Not only that, but a failure to consistently defend the value of human life in all of its manifestations is a failure which ultimately undermines all human rights. It does little good for someone to defend my right to free speech, my right to freedom of religion and other important but comparatively minor rights, unless that person also defends my right to be protected from others who would seek to kill me. If one is free to murder others and thereby deprive them of the right to live, then he can (by killing them) simultaneously deprive them of the ability to exercise any other rights they may have. Because it is such a fundamental right, the right to life is arguably the most important right of all. Those who deprive others of the right to life for reasons as flimsy as those which have been cited by defenders of legal abortion may not realize it, but they are engaged in an enterprise which ultimately jeopardizes every other right they might conceivably enjoy in the future.

The instinct for self-preservation has always been manifest by intense desire to protect one's progeny, even amongst lower life forms such as grizzly bears. (Many bear attacks against humans are attributable to their desire to protect their cubs.) There is something extremely unnatural about people who act in a manner which is the opposite of what one would expect from people who care about self-preservation.

If this were solely a matter of their own survival as individuals, then one might argue that they had a right to jeopardize their own survival or the perpetuation of the human species. But the issue has been misrepresented, by people who speciously argue that a woman has the right to control her own body. Such an argument is specious, indeed ludicrous, when one considers that the bodies people usually seek to kill at the local abortion clinic are not theirs.  A child is a stewardship, not a mere possession to do with what one will. (Talk about an extreme manifestation of the capitalistic impulse! Ayn Rand would be proud.)

Once a woman becomes pregnant, the question is not whether or not she will become a parent. Biologically, she already is a parent, so she already is a parent (as is the man who inseminated her); the only question is whether or not the two parents will maturely accept the fact that parenthood comes with certain responsibilities.

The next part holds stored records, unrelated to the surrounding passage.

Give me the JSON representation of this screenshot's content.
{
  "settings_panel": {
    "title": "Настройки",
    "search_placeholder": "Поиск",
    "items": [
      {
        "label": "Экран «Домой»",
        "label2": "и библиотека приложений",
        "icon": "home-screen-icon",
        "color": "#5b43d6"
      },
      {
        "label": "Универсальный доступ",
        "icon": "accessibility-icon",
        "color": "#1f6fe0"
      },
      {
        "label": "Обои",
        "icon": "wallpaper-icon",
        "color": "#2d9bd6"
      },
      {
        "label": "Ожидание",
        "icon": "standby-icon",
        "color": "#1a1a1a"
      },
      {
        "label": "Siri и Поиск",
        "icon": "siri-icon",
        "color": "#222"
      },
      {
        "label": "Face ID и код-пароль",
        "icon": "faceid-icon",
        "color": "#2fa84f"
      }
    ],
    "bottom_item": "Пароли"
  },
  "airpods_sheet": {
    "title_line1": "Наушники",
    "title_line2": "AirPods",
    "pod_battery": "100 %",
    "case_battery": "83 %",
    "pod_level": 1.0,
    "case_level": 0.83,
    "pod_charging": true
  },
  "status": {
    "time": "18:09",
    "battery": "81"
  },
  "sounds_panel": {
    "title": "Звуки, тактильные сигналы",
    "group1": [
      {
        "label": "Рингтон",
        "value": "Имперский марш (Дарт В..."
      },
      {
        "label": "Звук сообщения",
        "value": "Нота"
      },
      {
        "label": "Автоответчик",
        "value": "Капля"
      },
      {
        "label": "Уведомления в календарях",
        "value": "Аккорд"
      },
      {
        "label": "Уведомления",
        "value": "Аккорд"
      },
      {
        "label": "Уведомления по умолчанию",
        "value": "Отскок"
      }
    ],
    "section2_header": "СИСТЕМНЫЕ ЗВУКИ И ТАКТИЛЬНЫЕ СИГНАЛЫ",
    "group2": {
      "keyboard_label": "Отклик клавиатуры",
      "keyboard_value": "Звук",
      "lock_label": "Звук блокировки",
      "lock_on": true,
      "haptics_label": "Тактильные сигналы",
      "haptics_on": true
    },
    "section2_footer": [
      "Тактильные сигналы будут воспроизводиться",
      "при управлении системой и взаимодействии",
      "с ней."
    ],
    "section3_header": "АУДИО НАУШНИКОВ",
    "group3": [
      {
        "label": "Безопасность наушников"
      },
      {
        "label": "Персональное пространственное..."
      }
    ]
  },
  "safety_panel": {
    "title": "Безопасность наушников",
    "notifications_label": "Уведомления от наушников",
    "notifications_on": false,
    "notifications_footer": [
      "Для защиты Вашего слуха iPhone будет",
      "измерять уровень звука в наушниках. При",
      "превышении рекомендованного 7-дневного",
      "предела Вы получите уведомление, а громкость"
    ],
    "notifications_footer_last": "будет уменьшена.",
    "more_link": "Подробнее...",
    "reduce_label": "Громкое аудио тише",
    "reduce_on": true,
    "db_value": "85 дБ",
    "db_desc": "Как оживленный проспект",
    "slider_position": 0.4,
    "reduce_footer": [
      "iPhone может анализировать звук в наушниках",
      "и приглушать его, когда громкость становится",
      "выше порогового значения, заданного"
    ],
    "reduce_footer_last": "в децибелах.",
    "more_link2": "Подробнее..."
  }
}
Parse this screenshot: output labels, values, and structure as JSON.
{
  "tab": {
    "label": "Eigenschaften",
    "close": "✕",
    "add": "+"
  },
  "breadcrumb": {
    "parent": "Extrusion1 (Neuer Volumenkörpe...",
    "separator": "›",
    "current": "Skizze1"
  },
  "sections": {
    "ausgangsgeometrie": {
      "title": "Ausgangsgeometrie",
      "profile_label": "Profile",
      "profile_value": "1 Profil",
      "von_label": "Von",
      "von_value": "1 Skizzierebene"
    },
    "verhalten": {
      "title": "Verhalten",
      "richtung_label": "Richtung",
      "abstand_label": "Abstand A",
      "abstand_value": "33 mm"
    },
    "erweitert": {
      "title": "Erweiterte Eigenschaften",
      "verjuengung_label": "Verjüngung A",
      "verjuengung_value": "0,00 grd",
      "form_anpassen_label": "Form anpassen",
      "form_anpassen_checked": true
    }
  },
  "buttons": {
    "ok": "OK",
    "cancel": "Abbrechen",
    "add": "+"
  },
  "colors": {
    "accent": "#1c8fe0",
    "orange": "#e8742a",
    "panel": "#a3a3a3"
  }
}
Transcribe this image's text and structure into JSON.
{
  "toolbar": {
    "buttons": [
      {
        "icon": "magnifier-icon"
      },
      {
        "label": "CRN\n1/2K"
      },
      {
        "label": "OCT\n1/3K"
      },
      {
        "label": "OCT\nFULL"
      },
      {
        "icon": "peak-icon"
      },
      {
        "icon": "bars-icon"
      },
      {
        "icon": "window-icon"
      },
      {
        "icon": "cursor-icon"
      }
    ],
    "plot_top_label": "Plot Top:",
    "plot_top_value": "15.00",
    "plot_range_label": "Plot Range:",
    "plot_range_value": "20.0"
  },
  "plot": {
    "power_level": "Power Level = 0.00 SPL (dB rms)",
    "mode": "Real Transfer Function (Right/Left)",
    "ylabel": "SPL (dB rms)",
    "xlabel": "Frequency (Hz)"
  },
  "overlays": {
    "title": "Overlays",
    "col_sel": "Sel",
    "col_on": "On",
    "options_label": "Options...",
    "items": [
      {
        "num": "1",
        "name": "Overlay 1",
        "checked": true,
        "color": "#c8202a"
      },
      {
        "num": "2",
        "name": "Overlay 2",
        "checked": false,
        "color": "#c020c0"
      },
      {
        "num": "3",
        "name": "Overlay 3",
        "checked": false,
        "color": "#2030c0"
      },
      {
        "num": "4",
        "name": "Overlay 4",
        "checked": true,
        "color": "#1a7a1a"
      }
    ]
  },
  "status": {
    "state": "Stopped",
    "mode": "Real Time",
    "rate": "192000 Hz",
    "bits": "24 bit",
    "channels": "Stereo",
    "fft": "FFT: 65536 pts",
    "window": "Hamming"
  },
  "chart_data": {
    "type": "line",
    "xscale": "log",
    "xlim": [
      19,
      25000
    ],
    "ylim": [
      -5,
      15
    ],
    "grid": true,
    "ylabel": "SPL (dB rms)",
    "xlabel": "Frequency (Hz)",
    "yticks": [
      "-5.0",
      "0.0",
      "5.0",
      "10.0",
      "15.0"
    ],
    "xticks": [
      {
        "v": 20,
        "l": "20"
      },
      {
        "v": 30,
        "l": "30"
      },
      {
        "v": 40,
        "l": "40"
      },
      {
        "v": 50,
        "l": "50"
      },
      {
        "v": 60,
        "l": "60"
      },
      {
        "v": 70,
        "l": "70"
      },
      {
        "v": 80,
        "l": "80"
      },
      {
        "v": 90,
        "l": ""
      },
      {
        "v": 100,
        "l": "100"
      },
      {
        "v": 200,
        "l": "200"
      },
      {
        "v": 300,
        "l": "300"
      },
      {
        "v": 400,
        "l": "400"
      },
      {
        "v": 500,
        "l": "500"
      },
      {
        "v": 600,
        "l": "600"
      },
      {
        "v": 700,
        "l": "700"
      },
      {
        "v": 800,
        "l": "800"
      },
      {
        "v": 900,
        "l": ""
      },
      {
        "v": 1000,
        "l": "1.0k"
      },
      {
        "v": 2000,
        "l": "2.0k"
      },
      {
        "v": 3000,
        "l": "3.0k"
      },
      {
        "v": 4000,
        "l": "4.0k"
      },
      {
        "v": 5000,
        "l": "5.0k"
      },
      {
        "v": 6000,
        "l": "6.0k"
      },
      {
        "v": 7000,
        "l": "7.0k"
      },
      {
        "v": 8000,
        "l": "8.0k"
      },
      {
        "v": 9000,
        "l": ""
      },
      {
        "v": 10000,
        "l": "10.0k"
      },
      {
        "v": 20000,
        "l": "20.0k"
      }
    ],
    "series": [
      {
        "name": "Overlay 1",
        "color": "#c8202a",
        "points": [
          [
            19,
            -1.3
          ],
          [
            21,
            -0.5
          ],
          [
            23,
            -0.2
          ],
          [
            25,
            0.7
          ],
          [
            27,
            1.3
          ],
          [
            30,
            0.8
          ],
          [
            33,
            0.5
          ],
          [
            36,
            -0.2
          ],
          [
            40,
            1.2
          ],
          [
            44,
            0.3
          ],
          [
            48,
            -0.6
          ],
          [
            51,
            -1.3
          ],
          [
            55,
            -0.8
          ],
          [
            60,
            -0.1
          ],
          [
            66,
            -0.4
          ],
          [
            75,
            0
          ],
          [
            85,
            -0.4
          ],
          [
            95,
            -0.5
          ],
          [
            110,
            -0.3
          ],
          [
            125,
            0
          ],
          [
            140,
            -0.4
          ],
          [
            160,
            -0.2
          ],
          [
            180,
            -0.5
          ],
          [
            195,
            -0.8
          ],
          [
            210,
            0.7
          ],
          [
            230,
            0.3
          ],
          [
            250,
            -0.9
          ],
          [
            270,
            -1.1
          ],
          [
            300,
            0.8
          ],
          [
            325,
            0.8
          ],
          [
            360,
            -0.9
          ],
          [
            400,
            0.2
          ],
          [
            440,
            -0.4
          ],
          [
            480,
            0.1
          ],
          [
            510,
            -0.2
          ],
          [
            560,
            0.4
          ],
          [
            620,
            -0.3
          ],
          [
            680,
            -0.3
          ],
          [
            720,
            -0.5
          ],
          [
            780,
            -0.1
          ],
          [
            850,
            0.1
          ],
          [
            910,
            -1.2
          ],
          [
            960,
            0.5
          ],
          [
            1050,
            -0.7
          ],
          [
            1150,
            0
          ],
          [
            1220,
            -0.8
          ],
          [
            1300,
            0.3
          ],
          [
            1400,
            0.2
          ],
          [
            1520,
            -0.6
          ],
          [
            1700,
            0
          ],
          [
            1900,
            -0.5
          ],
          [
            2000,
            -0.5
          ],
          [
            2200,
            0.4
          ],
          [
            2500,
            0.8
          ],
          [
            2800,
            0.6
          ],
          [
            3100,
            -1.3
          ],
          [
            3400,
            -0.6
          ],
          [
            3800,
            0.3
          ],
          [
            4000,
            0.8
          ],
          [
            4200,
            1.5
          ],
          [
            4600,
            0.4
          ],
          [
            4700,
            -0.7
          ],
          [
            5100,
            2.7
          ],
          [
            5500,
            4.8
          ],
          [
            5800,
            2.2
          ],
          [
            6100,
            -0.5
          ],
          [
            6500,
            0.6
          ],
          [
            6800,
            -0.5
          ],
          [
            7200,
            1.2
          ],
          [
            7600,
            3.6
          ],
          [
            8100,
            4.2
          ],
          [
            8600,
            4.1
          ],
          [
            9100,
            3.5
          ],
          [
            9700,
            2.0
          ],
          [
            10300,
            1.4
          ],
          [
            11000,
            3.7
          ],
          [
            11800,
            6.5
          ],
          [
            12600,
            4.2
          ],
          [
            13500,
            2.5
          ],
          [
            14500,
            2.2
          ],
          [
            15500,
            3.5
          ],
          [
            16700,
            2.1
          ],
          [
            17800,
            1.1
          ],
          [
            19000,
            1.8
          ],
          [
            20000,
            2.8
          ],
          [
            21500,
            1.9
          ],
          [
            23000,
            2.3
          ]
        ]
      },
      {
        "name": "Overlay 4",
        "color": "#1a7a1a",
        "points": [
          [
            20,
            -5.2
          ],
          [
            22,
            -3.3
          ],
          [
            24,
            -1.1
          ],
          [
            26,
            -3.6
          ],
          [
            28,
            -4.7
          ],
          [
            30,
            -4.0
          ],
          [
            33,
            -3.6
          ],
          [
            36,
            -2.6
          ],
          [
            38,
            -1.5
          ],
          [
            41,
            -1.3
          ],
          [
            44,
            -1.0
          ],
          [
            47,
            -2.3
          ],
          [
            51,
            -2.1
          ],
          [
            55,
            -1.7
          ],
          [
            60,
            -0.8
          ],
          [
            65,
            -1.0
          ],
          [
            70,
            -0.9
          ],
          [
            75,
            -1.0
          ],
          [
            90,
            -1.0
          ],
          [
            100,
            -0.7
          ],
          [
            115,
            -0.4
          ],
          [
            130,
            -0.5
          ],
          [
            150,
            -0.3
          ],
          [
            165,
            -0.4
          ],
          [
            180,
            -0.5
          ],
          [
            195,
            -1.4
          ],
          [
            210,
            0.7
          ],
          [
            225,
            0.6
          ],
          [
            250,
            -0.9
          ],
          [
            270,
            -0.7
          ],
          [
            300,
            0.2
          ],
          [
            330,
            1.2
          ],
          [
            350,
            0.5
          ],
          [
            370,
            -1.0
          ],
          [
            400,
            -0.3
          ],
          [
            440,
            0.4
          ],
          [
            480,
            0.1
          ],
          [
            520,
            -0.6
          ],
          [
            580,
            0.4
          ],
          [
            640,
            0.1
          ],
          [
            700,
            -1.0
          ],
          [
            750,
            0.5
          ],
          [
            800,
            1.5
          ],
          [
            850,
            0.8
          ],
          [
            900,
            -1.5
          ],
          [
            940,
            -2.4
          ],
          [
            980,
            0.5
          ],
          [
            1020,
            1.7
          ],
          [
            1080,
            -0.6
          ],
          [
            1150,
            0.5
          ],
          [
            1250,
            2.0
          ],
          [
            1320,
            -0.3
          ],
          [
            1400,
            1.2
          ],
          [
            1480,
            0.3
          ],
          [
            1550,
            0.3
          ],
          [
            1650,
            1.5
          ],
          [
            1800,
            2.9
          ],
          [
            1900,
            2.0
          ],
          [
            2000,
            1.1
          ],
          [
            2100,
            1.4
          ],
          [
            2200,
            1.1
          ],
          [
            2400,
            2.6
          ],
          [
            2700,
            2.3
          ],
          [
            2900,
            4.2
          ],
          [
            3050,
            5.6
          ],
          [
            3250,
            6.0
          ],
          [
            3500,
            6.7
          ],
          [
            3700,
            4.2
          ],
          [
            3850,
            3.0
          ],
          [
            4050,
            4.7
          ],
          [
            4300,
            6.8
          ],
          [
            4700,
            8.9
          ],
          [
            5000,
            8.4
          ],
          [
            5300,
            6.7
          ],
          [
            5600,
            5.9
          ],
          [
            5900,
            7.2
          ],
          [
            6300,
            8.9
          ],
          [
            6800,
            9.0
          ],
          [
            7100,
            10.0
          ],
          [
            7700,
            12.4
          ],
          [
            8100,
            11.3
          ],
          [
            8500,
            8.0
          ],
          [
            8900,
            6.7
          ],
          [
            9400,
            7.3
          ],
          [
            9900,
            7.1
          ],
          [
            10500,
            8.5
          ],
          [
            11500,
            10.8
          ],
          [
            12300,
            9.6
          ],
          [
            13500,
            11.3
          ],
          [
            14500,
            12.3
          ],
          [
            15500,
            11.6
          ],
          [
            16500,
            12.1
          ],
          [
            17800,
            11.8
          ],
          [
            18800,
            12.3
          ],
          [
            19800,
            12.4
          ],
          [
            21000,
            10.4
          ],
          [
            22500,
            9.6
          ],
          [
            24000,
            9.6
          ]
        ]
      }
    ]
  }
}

Ed and his cronies at MSNBC regularly refer to "the people" during their evening diatribes. Which people are they talking about, exactly? Funny, I don't recall going to them and asking them to speak for me. Last time I checked, I was a person. But of course, you have to keep in mind when such people use such phrases as "the people" that they don't feel any guilt when they treat millions of unborn children as if such unborn children are not real people whose lives are worthy of consideration. So basically, "people" is a term they feel free to redefine in whatever manner they deem politically expedient for the party. And if they think that it's expedient to promote stereotypes which ignore the diversity (one of their favorite words) of the Republican party, then who are the American people to think for themselves? If Ed Schultz insists on seeing me as one of those "rich Republicans", then who am I to point out that I've suffered as much from this poor economy as anyone else? Who am I to suggest that people so self-centered that they make all of their political decisions solely or primarily on the basis of how it affects their own pocketbooks are people unworthy of leadership positions, regardless of whether they are Republicans or Democrats? Who am I to suggest that we will all face God on the judgment day, or to suggest that it is unwise to neglect that consideration when making life choices which may very well influence God's judgment of each of us on that day?

Maybe, when it comes to civility (not to mention humility), people such as Ed Schultz, Rachel Maddow and others at MSNBC need to practice what they preach. But I'm not seeing it yet on MSNBC, and I doubt that I will anytime soon.